Vintage Machine Works

Multiple Machines

Run several machines from a single file using defineConfig.

Overview

A single vintage server can host multiple machines simultaneously. Use defineConfig to declare them in one file:

import { defineConfig } from "@vintage/core"
import TemperatureSensor from "./temperature-sensor"
import PressureSensor from "./pressure-sensor"

export default defineConfig({
	"temp-1": TemperatureSensor,
	"pressure-1": PressureSensor,
})

Run it the same way:

vintage serve setup.ts

Each machine gets its own API namespace and its own panel in the web UI.


Per-machine configuration

Pass config inline alongside the class:

export default defineConfig({
	"sensor-line-a": {
		class: TemperatureSensor,
		config: { pollInterval: 1000 },
	},
	"sensor-line-b": {
		class: TemperatureSensor,
		config: { pollInterval: 5000 },
	},
})

Inline config takes priority over any --config file. The --config flag is not available in multi-machine mode.


Machine IDs

The key you provide in defineConfig becomes the machine ID directly:

defineConfig({
	"my-sensor": TemperatureSensor, // id = "my-sensor"
})

This ID is used as the API path segment:

Machine keyState endpoint
sensor-line-aGET /api/sensor-line-a/state
sensor-line-bGET /api/sensor-line-b/state

Example: coordinated machines

A common pattern is multiple machines that share a physical installation — each with its own responsibility:

import { defineConfig } from "@vintage/core"

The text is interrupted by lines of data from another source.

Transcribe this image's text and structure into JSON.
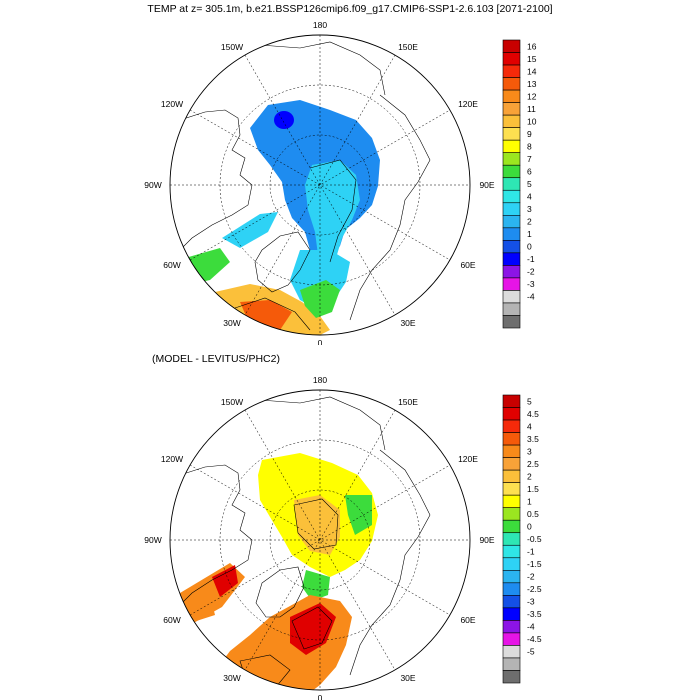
{
  "title": "TEMP at z= 305.1m, b.e21.BSSP126cmip6.f09_g17.CMIP6-SSP1-2.6.103 [2071-2100]",
  "subtitle": "(MODEL - LEVITUS/PHC2)",
  "longitude_labels": {
    "top": "180",
    "upper_left": "150W",
    "upper_right": "150E",
    "left_high": "120W",
    "right_high": "120E",
    "left": "90W",
    "right": "90E",
    "left_low": "60W",
    "right_low": "60E",
    "lower_left": "30W",
    "lower_right": "30E",
    "bottom": "0"
  },
  "colorbars": [
    {
      "labels": [
        "16",
        "15",
        "14",
        "13",
        "12",
        "11",
        "10",
        "9",
        "8",
        "7",
        "6",
        "5",
        "4",
        "3",
        "2",
        "1",
        "0",
        "-1",
        "-2",
        "-3",
        "-4"
      ],
      "colors": [
        "#c80000",
        "#e00000",
        "#f52a0a",
        "#f55a0a",
        "#f88a1a",
        "#f8a238",
        "#fbc03a",
        "#fde050",
        "#ffff00",
        "#9be620",
        "#3cdc3c",
        "#2ee6b4",
        "#2fe6e6",
        "#2ed2f5",
        "#2bb4f0",
        "#1e8cf0",
        "#1450e6",
        "#0000ff",
        "#8c14e6",
        "#e614e6",
        "#dcdcdc",
        "#b4b4b4",
        "#6e6e6e"
      ]
    },
    {
      "labels": [
        "5",
        "4.5",
        "4",
        "3.5",
        "3",
        "2.5",
        "2",
        "1.5",
        "1",
        "0.5",
        "0",
        "-0.5",
        "-1",
        "-1.5",
        "-2",
        "-2.5",
        "-3",
        "-3.5",
        "-4",
        "-4.5",
        "-5"
      ],
      "colors": [
        "#c80000",
        "#e00000",
        "#f52a0a",
        "#f55a0a",
        "#f88a1a",
        "#f8a238",
        "#fbc03a",
        "#fde050",
        "#ffff00",
        "#9be620",
        "#3cdc3c",
        "#2ee6b4",
        "#2fe6e6",
        "#2ed2f5",
        "#2bb4f0",
        "#1e8cf0",
        "#1450e6",
        "#0000ff",
        "#8c14e6",
        "#e614e6",
        "#dcdcdc",
        "#b4b4b4",
        "#6e6e6e"
      ]
    }
  ]
}
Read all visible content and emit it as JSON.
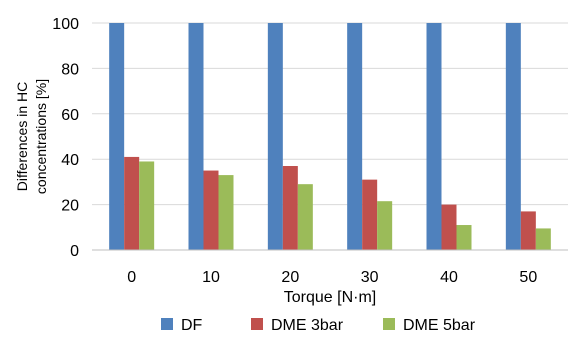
{
  "chart_data": {
    "type": "bar",
    "categories": [
      "0",
      "10",
      "20",
      "30",
      "40",
      "50"
    ],
    "series": [
      {
        "name": "DF",
        "values": [
          100,
          100,
          100,
          100,
          100,
          100
        ],
        "color": "#4f81bd"
      },
      {
        "name": "DME 3bar",
        "values": [
          41,
          35,
          37,
          31,
          20,
          17
        ],
        "color": "#c0504d"
      },
      {
        "name": "DME 5bar",
        "values": [
          39,
          33,
          29,
          21.5,
          11,
          9.5
        ],
        "color": "#9bbb59"
      }
    ],
    "xlabel": "Torque [N·m]",
    "ylabel_lines": [
      "Differences in HC",
      "concentrations [%]"
    ],
    "ylim": [
      0,
      100
    ],
    "yticks": [
      0,
      20,
      40,
      60,
      80,
      100
    ],
    "grid": true,
    "legend_position": "bottom"
  }
}
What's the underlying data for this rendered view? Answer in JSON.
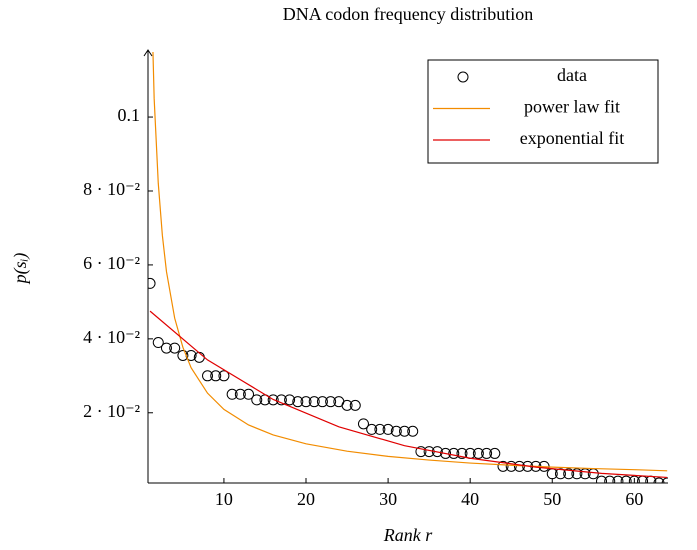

export default defineConfig({
	conveyor: { class: ConveyorBelt, config: { speed: 0.5 } },
	"arm-left": { class: RobotArm, config: { axis: "left" } },
	"arm-right": { class: RobotArm, config: { axis: "right" } },
	vision: { class: VisionSystem },
})

Each machine runs independently. Coordination between machines (e.g. the vision system triggering an arm action) is handled by your application logic, not by vintage itself.